|The Crisis in African Agriculture - Studies in African Political Economy (UNU, 1987, 99 pages)|
Our aim in undertaking this work is to demonstrate, or provide further confirmation that the crisis affecting Africa particularly - even though it is more widespread - has its profound roots in the integration of African economies into the world capitalist system. The agricultural sectors and the rural areas are most often the ones most affected because of this integration. The case of agriculture, which, in most countries, is in crisis because it is essentially oriented towards the world market and not towards the feeding of the local people, shows that it is idle for the underdeveloped countries, and particularly for Africa, to seek solutions to their problems in the framework of a system whose modus operandi and rules of the game operate in such a way that it is always the poorest and economically weakest that suffer the most serious consequences of the crisis. If the developed capitalist countries can make the underdeveloped countries bear at least a part of the burden of their own crisis, in these countries and in Africa in particular, the so-called 'non-modern', 'traditional' sectors, agriculture above all, bear more of the burden. Other explanations can be found for the crisis, but we feel that these explanations can be no more than secondary, the fundamental cause being the integration of Africa into a system over which it has absolutely no control.
Even in the Sahelian region there are reports of granaries of cereals always full during the precolonial period despite the low level of development of productive forces. But was it not this low level of development of productive forces that ultimately made Africa the victim of the capitalist mode of production? A brief look at the work of distinguished researchers who have studied precolonial African societies suggests that these societies were not adequately prepared to defeat the aggressions of capitalism despite great capacities for resistance often linked to very advanced levels of political and social organization. The long era of domination that followed saw Africa drained of its human and material substance which was sucked out by the invaders.
We have not sought in this study to present a specialist piece of work, but to say things simply and to recall truths which may appear obvious but which are increasingly glossed over and rejected because of their very simplicity. Yet these truths still remain highly relevant and fundamental.

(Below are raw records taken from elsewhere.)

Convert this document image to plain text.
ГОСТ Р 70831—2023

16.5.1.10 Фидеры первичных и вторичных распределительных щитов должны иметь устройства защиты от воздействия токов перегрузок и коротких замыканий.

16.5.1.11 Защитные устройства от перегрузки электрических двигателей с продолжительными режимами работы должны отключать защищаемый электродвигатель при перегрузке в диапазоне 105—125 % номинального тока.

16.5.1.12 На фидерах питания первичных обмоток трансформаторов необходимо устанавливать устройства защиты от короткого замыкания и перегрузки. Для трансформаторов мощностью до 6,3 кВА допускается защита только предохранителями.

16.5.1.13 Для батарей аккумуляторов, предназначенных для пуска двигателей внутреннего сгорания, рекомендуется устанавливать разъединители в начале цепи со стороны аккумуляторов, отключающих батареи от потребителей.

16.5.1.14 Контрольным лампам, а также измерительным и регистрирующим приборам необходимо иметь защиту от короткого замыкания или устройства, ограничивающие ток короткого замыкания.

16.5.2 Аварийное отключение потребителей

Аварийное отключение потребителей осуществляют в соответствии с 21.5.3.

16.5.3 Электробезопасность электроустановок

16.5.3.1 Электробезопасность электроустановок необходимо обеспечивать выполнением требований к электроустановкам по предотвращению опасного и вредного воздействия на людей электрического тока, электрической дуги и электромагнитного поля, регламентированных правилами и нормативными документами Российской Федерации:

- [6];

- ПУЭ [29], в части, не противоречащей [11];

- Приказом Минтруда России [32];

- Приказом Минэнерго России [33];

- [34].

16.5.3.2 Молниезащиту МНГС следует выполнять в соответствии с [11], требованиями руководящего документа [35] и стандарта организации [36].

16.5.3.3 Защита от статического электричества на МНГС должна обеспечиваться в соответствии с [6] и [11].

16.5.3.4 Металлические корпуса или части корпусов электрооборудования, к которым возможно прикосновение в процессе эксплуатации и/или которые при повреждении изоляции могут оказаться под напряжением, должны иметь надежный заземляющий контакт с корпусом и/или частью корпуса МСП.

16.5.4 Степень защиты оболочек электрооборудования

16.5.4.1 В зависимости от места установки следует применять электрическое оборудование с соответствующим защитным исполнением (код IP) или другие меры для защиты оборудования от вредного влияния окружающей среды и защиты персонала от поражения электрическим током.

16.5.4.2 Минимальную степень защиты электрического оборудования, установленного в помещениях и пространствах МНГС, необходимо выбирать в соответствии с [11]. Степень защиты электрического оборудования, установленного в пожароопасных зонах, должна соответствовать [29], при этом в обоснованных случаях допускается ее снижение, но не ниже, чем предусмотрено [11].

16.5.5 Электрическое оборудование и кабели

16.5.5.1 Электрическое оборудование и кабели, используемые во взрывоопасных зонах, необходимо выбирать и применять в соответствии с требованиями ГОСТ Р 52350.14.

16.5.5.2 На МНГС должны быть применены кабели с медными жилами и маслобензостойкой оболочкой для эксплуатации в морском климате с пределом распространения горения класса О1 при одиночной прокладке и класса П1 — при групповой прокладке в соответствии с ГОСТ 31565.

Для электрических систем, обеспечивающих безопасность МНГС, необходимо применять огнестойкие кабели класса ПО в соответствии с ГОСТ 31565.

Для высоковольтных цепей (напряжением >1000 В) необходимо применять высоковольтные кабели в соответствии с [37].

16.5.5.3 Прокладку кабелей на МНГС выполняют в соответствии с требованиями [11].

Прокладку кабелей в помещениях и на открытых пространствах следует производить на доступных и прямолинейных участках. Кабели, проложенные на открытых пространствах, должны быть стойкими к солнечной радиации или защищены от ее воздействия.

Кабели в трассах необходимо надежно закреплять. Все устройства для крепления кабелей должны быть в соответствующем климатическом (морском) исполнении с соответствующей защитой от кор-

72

Despite the still appreciable potential of African agriculture, hunger, malnutrition and poverty have got worse over the years, reaching the point of explosion in the 1970s. Absurd policies, breath-taking in their lack of imagination, continue to be implemented almost everywhere in Africa under the control of the system and its agencies (World Bank, IMF) by leaders who clearly stand to gain by them, but who crush the peoples. What alternative can one think of in the face of this ever-worsening situation? In our opinion, the solution can first of all only be political. All African and extra-African energies must endeavour to make the African peoples the true masters of their destiny through reorganizations of society that will ensure them all their rights and guarantee them all their freedoms. These are the prerequisites, and success requires constant and militant struggles.